Mitbewerber von den eigenen Anwendungsformaten auszuschließen war einer der Gründe für TC (siehe hierzu ein Posting von Lucky Green und seine Website Def Con für weitere Informationen). Es handelt sich um eine Taktik, die auch außerhalb der Computerwelt um sich greift. Der amerikanische Kongress erregt sich über Autohersteller, die proprietäre Datenformate nutzen, um ihre Kundschaft daran zu hindern, Reparaturen bei unabhängigen Werkstätten erledigen zu lassen. Und die Jungs bei Microsoft sagen, sie wollen TC überall haben, sogar in Uhren.
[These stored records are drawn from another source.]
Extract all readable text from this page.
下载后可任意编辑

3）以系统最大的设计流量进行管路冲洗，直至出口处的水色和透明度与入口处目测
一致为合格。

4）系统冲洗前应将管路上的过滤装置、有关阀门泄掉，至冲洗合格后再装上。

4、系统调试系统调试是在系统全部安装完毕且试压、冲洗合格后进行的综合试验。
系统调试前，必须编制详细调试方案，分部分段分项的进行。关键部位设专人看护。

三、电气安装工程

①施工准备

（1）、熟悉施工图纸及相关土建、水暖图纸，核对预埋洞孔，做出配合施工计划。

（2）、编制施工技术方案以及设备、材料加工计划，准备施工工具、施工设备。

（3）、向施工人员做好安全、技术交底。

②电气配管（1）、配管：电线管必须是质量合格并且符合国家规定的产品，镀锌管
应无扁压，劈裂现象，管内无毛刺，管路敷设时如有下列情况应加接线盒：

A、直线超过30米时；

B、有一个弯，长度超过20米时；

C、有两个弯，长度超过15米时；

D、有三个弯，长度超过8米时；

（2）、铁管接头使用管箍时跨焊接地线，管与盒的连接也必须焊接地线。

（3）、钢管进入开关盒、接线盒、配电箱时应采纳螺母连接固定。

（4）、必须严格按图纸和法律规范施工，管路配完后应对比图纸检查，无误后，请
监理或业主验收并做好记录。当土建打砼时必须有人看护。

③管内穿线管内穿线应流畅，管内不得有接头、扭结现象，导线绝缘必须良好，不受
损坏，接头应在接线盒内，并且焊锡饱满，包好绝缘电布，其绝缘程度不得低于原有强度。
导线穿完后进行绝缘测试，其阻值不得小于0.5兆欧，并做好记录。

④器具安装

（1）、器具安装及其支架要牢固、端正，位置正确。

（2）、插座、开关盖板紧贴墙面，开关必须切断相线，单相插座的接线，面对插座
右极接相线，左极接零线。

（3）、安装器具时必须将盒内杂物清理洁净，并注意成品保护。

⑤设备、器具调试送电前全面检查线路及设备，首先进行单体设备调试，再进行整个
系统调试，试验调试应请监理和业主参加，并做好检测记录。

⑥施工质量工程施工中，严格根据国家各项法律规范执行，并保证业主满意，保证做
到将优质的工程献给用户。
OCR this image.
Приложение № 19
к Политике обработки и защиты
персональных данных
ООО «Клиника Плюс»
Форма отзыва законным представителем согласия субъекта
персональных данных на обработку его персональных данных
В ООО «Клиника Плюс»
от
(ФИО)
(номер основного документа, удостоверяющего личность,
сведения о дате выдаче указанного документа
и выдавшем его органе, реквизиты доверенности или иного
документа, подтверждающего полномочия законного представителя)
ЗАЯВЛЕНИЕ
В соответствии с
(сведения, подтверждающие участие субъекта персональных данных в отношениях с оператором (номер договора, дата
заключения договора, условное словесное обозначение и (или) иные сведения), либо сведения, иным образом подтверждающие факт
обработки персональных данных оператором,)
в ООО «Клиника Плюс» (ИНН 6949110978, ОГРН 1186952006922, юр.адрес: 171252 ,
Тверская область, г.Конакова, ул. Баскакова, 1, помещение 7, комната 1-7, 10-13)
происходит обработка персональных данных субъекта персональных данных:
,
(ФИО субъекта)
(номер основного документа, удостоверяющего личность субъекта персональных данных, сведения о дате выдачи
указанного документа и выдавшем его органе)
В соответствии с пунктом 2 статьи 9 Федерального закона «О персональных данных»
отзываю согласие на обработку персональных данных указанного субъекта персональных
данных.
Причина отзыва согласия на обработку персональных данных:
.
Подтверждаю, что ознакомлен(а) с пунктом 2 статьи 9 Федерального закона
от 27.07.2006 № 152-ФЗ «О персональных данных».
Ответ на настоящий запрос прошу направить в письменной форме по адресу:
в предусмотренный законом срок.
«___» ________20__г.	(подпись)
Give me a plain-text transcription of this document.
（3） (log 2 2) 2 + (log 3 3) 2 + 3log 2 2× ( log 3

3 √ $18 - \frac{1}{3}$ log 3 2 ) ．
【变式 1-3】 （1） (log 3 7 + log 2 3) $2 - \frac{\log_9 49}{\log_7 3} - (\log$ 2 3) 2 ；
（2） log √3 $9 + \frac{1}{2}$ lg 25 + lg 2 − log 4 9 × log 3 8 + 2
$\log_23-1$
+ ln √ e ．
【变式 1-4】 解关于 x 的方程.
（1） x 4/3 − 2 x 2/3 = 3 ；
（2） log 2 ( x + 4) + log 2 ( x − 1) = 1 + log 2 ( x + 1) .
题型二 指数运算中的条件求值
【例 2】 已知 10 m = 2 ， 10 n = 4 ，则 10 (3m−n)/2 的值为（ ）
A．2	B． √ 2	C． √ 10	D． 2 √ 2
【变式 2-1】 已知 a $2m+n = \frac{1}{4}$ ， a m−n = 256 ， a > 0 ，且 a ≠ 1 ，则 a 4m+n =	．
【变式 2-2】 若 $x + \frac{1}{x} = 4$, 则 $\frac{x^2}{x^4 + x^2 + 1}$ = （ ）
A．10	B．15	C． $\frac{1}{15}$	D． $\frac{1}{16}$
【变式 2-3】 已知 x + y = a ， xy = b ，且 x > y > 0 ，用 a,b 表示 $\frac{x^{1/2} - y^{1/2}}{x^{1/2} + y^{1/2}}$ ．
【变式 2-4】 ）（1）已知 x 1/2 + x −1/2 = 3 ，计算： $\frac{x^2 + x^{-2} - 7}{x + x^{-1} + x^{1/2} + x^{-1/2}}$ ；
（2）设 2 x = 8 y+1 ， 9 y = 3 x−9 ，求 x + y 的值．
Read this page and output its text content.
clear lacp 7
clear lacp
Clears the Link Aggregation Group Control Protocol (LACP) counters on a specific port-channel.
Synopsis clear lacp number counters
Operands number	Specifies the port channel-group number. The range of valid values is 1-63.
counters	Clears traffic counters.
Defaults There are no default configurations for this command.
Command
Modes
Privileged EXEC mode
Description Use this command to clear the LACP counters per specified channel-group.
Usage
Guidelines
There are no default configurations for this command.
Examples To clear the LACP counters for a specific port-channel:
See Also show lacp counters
Die globalen ökonomischen Konsequenzen werden dramatisch sein.

15.) Kann TC nicht geknackt werden?

Die anfänglichen Versionen werden für jeden angreifbar sein, der genug Werkzeuge und Geduld hat, die Hardware zu knacken (z.B., indem man den unverschlüsselten Datenverkehr auf dem Bus zwischen der CPU und dem Fritz-Chip abhört). Sobald aber der Fritz-Chip in Phase zwei in der CPU selbst verschwindet, wird es viel schwieriger. Ernsthafte Gegner mit genügend Kapital werden ihn auch dann noch knacken können. Es wird allerdings immer schwieriger und teurer werden.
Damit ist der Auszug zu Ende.